When you’re zero drafting, you can get away with that shit because you legitimately don’t know what the hell’s going to happen. You’re a wanderer in the middle of your own story, as lost as a tourist in the Thai red-light district. So those incongruities and problems…they’re a problem for Future You.

But during the rewrite…you are Future You. And Future You doesn’t have the same excuse.

There’s a world of difference between ‘this might work, I just need to think of how and I can do that later’ and ‘this doesn’t work in any incarnation of the story but I can’t be arsed to fix it’. If you know something is wrong, you should fix it before it spreads its diseased tentacles of wrongness throughout the story. One bad thing leads to another, which leads to another, which leads to six more…and before you know it, the story has gone off in entirely the wrong direction.

So, when you find them, fix the plot holes. Smooth things out. Make it as seamless as possible so that you can then focus on other stuff: the voices, the pacing, the mood, the tension. And, of course, the other plot holes that your beta readers will inevitably find.

Now, if you’ll excuse me, I have a breeding colony to find.

*If this is not someone’s nickname for their genitals, I am very disappointed in all of you.

The Ghosts of Past Drafts: Rewriting A Manuscript

“BITCH GET BACK DOWN THERE.”: St. Michael exorcising demons with the help of of his pretty floral bonnet.

Rewriting is harder than people think. I mean, you have the story down, in one form or another. You have the characters. Now it’s just a matter of taking out the bits that don’t work and replacing them with ones that do. Easy-peasy, right?

Imagine I’m pressing the world’s largest error buzzer right now.

See, it would be easy if the pieces you don’t want were happy to go away. If they would die, quietly and peacefully somewhere out of the way, like a gerbil that crawled into the wall and was never seen again.

But they don’t. They want to live. So they claw and scramble and pester, trying to get back into the story.

This is a problem I call the Haunting. Old drafts can haunt your current one, trying to warp it back to a mirror of themselves, flaws and all. 
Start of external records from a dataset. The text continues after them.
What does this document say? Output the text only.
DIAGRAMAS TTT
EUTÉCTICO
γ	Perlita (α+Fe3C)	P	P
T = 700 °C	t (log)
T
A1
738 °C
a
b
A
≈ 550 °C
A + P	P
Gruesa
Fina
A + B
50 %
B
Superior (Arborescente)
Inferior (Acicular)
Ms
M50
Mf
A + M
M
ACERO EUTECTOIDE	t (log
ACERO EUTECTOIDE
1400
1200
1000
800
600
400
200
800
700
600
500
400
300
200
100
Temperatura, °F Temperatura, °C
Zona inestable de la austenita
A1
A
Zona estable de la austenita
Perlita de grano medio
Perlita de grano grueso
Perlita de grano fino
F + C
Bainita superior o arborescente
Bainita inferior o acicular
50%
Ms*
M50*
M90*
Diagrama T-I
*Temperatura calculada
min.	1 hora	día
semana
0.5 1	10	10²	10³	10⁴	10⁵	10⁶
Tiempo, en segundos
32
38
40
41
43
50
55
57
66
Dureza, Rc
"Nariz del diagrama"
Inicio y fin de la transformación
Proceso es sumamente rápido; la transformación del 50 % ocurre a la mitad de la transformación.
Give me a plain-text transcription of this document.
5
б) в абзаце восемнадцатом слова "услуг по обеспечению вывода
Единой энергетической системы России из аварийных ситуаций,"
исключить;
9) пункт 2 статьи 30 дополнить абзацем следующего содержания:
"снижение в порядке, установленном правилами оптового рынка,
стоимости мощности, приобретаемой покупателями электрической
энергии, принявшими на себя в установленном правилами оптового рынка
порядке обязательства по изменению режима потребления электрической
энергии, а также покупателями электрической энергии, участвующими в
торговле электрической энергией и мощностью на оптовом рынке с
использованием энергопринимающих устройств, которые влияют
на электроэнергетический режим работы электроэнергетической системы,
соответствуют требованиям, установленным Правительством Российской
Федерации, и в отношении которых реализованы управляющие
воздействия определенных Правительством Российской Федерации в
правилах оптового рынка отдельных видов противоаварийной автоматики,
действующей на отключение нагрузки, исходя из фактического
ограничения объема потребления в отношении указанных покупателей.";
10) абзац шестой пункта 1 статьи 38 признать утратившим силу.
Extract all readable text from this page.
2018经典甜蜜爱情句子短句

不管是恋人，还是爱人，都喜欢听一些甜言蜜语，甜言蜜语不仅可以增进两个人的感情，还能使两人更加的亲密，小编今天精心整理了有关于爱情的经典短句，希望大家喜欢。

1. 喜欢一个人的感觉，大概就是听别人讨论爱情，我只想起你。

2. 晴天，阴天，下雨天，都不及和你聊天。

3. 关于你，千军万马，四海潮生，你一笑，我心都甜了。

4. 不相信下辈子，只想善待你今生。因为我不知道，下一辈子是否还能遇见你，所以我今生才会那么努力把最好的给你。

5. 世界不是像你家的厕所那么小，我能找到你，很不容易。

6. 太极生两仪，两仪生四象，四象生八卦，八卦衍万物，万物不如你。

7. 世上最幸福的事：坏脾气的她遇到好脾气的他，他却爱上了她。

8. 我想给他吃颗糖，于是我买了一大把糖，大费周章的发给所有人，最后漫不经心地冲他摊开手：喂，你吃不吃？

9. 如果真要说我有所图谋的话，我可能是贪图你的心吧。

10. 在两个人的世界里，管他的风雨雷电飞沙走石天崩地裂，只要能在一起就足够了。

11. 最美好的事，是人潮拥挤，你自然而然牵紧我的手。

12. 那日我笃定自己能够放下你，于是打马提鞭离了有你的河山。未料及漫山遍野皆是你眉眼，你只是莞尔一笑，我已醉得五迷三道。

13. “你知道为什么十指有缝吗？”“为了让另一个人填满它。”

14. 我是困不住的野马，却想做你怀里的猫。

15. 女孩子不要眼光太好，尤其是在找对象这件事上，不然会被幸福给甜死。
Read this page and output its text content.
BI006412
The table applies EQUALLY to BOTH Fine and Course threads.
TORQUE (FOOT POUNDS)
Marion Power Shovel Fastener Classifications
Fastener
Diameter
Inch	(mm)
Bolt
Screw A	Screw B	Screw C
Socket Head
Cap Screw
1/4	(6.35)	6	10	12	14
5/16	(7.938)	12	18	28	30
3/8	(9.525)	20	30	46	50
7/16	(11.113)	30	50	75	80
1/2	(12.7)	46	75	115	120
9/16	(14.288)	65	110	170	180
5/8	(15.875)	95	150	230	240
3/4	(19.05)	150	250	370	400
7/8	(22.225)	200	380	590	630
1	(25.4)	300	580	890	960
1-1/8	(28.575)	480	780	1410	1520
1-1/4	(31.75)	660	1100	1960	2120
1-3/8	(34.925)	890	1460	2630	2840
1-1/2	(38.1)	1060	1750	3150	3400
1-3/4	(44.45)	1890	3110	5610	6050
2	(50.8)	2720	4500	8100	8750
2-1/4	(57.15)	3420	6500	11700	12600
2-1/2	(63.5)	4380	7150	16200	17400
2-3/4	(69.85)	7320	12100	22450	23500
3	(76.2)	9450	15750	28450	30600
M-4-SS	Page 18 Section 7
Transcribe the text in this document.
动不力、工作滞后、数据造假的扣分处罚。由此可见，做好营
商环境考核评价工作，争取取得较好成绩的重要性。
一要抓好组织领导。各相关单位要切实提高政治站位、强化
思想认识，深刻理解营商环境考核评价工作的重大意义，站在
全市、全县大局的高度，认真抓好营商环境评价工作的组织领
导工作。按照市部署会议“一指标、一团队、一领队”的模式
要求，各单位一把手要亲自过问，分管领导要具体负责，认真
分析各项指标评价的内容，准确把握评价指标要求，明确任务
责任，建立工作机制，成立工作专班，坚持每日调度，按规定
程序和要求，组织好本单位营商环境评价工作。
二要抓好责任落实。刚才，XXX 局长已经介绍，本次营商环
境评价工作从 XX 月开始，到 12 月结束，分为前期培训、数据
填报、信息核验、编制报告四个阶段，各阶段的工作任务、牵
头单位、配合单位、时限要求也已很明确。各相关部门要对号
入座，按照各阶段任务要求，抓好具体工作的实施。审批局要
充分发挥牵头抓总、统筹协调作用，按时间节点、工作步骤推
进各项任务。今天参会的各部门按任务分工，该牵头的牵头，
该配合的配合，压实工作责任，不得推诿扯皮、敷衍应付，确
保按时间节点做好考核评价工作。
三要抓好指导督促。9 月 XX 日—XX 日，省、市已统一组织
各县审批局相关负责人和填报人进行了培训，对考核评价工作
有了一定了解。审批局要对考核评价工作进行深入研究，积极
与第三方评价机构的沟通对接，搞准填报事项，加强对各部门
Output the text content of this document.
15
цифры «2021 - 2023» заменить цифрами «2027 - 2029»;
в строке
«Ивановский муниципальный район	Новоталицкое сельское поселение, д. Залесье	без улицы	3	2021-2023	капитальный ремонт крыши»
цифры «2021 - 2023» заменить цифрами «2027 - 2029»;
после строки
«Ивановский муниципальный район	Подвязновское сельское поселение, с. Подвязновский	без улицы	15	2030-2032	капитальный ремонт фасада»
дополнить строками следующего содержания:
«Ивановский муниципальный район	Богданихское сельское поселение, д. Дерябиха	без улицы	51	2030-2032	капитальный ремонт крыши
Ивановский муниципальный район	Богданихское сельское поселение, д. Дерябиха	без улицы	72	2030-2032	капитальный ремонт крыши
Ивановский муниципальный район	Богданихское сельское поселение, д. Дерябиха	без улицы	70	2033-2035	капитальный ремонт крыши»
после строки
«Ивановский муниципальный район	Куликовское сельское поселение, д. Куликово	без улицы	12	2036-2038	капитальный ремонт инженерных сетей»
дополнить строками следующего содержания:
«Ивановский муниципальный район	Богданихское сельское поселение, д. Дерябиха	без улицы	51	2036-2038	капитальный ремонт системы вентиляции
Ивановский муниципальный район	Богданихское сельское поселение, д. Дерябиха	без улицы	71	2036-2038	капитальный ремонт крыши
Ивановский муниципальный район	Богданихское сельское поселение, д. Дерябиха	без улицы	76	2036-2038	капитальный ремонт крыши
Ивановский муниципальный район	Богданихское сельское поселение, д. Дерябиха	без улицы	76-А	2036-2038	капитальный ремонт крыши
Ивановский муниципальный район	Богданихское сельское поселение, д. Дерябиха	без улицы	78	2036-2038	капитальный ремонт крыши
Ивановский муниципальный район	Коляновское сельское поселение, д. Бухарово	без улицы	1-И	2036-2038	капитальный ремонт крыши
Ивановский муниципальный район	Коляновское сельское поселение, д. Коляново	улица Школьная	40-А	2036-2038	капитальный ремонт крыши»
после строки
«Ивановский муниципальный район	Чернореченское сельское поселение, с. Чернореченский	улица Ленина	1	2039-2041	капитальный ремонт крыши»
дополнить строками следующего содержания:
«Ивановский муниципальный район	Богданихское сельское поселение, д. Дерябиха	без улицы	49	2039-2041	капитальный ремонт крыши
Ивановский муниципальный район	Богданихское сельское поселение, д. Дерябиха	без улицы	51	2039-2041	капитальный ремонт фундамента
Most of the problem is pure authorial laziness. Cutting and pasting without really—and I mean really—examining whether that scene works? Then get your bell, book, and candle, lads, because you’re going to have to exorcise something out of it in the future. 

Rewriting is like fighting the old draft for control. 

I was trying to rewrite a scene. A pivotal one, one that had been in the story since its very conception, when it was but a story fetus. I was fine with how it started and ended in the original, but the bits in the middle didn’t work with the changes I’d made. This will be easy, I thought. After all, the end points are the same. It’s just a matter of joining them up in a new way. Simple.

But every time I tried to rewrite it, the old scene wanted to intrude. Dialogue that I liked tried to work itself in, despite the fact that none of those characters were present any more. A fight kept trying to go a certain way when it had to go differently. Even setting details kept creeping in. The ghosts of those old drafts were doing their damnedest to hang on. 

When I realized what the problem was, I closed all other windows, including the old drafts I was working from, opened a new document, set my computer to block all incoming notifications, and started rewriting that scene again. With nothing to refer back to, it went easier. Not easy, mind you. I still had to claw for every sentence. But at the end of that day, I had a scene that was no longer haunted. 

A note for those of you embarking on the journey that is the rewrite: watch out for ghosts. Because they’ll drag you back every chance they get.